Перемахнув через Литейный мост, джип Волкова сделал левый поворот и припарковался у Большого дома на стоянке для служебных машин.
— Посиди. И не высовывайся, а то рожа у тебя еще… — Петр взял большой желтый пакет плотной бумаги и уложил в него лист с заявлением и видеокассету.
— Я пока дослушаю, — и Гурский полез в «бардачок».
Когда за Волковым захлопнулась дверь, он закрыл черные тонированные стекла, надел на себя наушники, отхлебнул из бутылки и, нажав на кнопку, стал внимательно слушать. Дослушав до конца, нахмурился. Перемотал немного назад, прослушал еще раз конец разговора и улыбнулся. Снял наушники, отсоединил их от коробочки, засунул все на место и взял лежащий на «торпеде» телефон.
— Алло, Серега? Ну наконец-то. Я тебе звоню, звоню… Слушай, а чем тогда день-то закончился? Да-а? Ну?.. Вот ведь… Пельмени? А ты? Спасибо. Ладно, извини, я тут тебе с чужой трубки звоню, ты мне вот что скажи, я в футболке был, когда ты меня домой загрузил? Да? Ты точно помнишь? Ну понятно, понятно… А что ты хочешь, не молодеем, чай, год от года. Хорошо, спасибо, созвонимся.

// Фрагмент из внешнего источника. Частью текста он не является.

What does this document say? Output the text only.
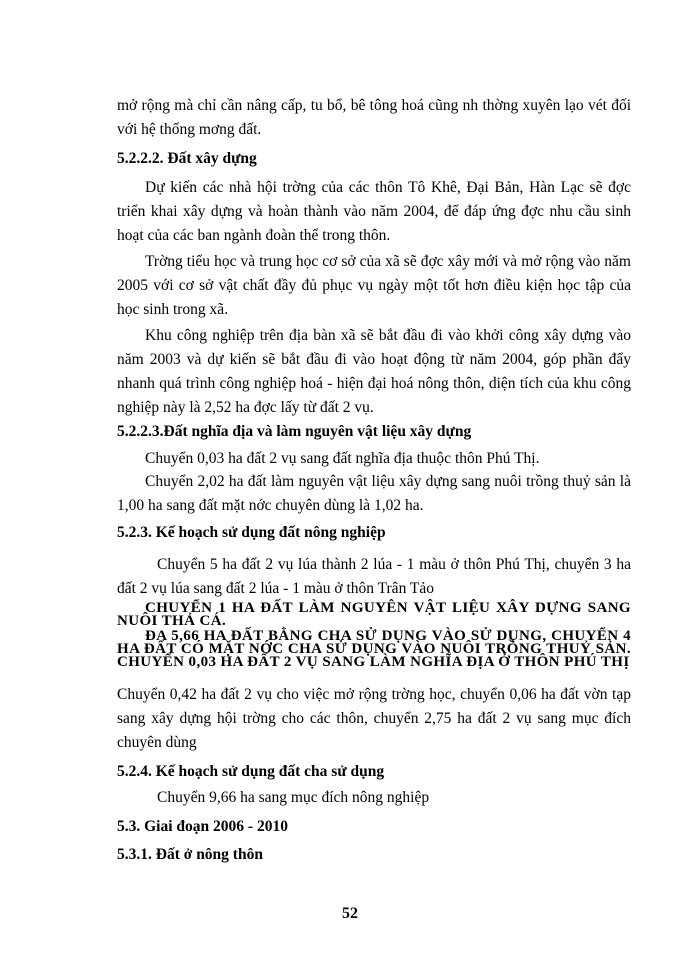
mở rộng mà chỉ cần nâng cấp, tu bổ, bê tông hoá cũng nh thờng xuyên lạo vét đối với hệ thống mơng đất.

5.2.2.2. Đất xây dựng

Dự kiến các nhà hội trờng của các thôn Tô Khê, Đại Bản, Hàn Lạc sẽ đợc triển khai xây dựng và hoàn thành vào năm 2004, để đáp ứng đợc nhu cầu sinh hoạt của các ban ngành đoàn thể trong thôn.

Trờng tiểu học và trung học cơ sở của xã sẽ đợc xây mới và mở rộng vào năm 2005 với cơ sở vật chất đầy đủ phục vụ ngày một tốt hơn điều kiện học tập của học sinh trong xã.

Khu công nghiệp trên địa bàn xã sẽ bắt đầu đi vào khởi công xây dựng vào năm 2003 và dự kiến sẽ bắt đầu đi vào hoạt động từ năm 2004, góp phần đẩy nhanh quá trình công nghiệp hoá - hiện đại hoá nông thôn, diện tích của khu công nghiệp này là 2,52 ha đợc lấy từ đất 2 vụ.

5.2.2.3.Đất nghĩa địa và làm nguyên vật liệu xây dựng

Chuyển 0,03 ha đất 2 vụ sang đất nghĩa địa thuộc thôn Phú Thị.

Chuyển 2,02 ha đất làm nguyên vật liệu xây dựng sang nuôi trồng thuỷ sản là 1,00 ha sang đất mặt nớc chuyên dùng là 1,02 ha.

5.2.3. Kế hoạch sử dụng đất nông nghiệp

Chuyển 5 ha đất 2 vụ lúa thành 2 lúa - 1 màu ở thôn Phú Thị, chuyển 3 ha đất 2 vụ lúa sang đất 2 lúa - 1 màu ở thôn Trân Tảo

CHUYỂN 1 HA ĐẤT LÀM NGUYÊN VẬT LIỆU XÂY DỰNG SANG NUÔI THẢ CÁ.

ĐA 5,66 HA ĐẤT BẰNG CHA SỬ DỤNG VÀO SỬ DỤNG, CHUYỂN 4 HA ĐẤT CÓ MẶT NỚC CHA SỬ DỤNG VÀO NUÔI TRỒNG THUỶ SẢN. CHUYỂN 0,03 HA ĐẤT 2 VỤ SANG LÀM NGHĨA ĐỊA Ở THÔN PHÚ THỊ

Chuyển 0,42 ha đất 2 vụ cho việc mở rộng trờng học, chuyển 0,06 ha đất vờn tạp sang xây dựng hội trờng cho các thôn, chuyển 2,75 ha đất 2 vụ sang mục đích chuyên dùng

5.2.4. Kế hoạch sử dụng đất cha sử dụng

Chuyển 9,66 ha sang mục đích nông nghiệp

5.3. Giai đoạn 2006 - 2010

5.3.1. Đất ở nông thôn

52
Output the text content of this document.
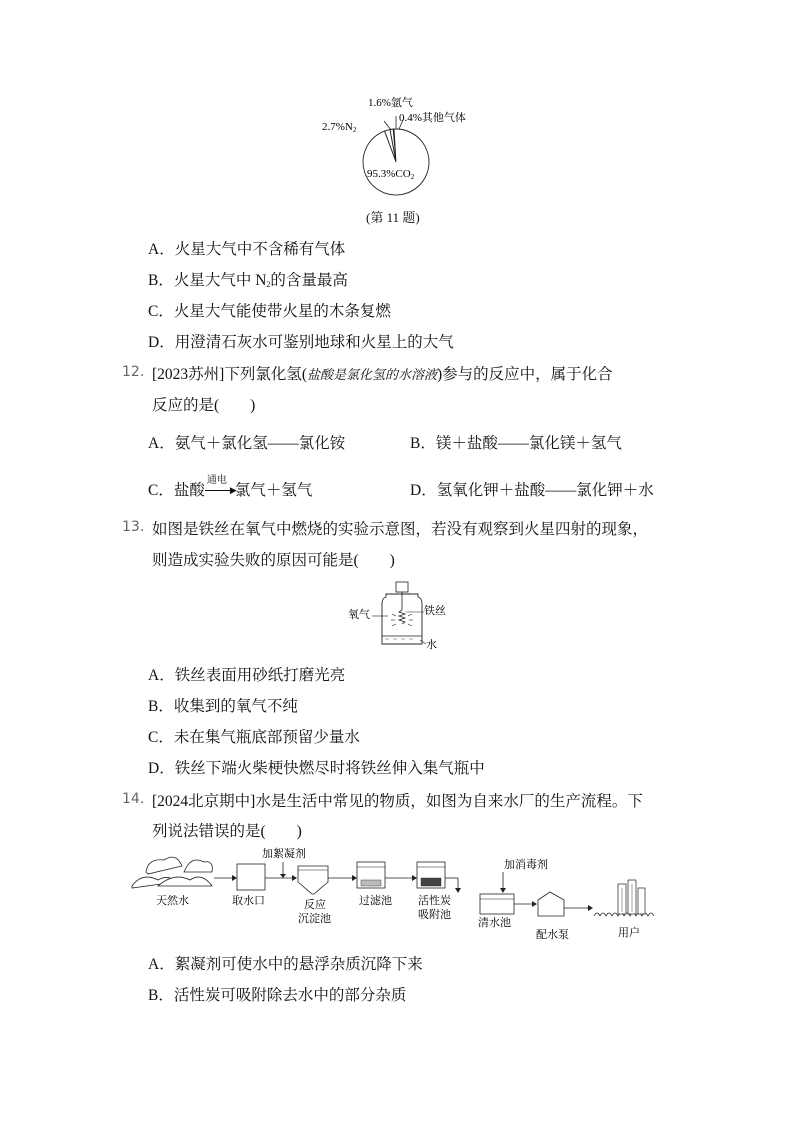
1.6%氩气
0.4%其他气体
2.7%N2
95.3%CO2
(第 11 题)
A．火星大气中不含稀有气体
B．火星大气中 $N_2$的含量最高
C．火星大气能使带火星的木条复燃
D．用澄清石灰水可鉴别地球和火星上的大气
12. [2023苏州]下列氯化氢(盐酸是氯化氢的水溶液)参与的反应中，属于化合
反应的是(　　)
A．氨气＋氯化氢——氯化铵	B．镁＋盐酸——氯化镁＋氢气
C．盐酸
通电
▶
氯气＋氢气	D．氢氧化钾＋盐酸——氯化钾＋水
13. 如图是铁丝在氧气中燃烧的实验示意图，若没有观察到火星四射的现象，
则造成实验失败的原因可能是(　　)
氧气	铁丝
水
A．铁丝表面用砂纸打磨光亮
B．收集到的氧气不纯
C．未在集气瓶底部预留少量水
D．铁丝下端火柴梗快燃尽时将铁丝伸入集气瓶中
14. [2024北京期中]水是生活中常见的物质，如图为自来水厂的生产流程。下
列说法错误的是(　　)
天然水	取水口
加絮凝剂
反应
沉淀池
过滤池 活性炭
吸附池
加消毒剂
清水池
配水泵	用户
A．絮凝剂可使水中的悬浮杂质沉降下来
B．活性炭可吸附除去水中的部分杂质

Адашев-Гурский положил телефон, удовлетворенно откинулся на сиденьи, вытянул ноги и, сделав хороший глоток из бутылки, стал грызть соленые орешки и ждать Волкова.
— Ну как?
— Все. Ночевать уже на нарах будет.
— А санкция там, то-се?
— Ох-ох! Сериалов насмотрелся? У него там еще и героин найдут. Граммов сто как минимум. Так мне почему-то кажется. Уж больно ребята от жары злые. Тем более что одним — в Колпино, а другим — в морг.